Perfect answer and it helped me too. Thank you so much

Thank you for the reply - it is helpful and restored hope. The Onco recurrence score was 16; the distant recurrence risk at 9 years with AI therapy is 4%. Quantitative Single- Gene Scores : 11.7 ER Positive; 5.5 PR Positive and 8.8 HER2 Negative. I had a lobular carcinoma with no lymph node involvement My surgeon rated the cancer as Grade 2 with a 5-year survival of 93%. The oncologist used a letter grading system rather than numerical; his grade was 1A or 1B. No lymphovascular invasion. The numbers on my Onco report do not seem to be helpful in predicting outcomes without the aromatase inhibitors. Tomorrow I will visit the website for clarification on the numbers. I appreciate your input. It has been very helpful and motivational.

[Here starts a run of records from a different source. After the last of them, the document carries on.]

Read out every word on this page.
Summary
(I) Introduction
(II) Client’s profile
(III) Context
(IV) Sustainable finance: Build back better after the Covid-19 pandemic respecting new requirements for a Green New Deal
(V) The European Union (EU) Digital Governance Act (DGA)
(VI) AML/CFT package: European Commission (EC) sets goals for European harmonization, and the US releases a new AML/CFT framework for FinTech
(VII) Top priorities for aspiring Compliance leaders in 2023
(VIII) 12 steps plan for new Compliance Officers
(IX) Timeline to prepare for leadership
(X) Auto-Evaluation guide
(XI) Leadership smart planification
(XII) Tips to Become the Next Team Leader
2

For what it's worth, i looked at my OncotypeDX report and the risk isn't half of the score. The Recurrence Score (RX) Result is 9. And the Distant Recurrence Risk at 9 Years is 3% [if I take Tamoxifen or an aromatase inhibitor]. The oncologists I saw say that the current thinking is that the meds can reduce the recurrence rate, all other things being equal, by about 42%. That would make the 3% risk a 5% risk if I do not take Tamoxifen or AIs. Nothing about this BC journey is certain but I'm hoping Oncotype is correct or errs to the conservative on this.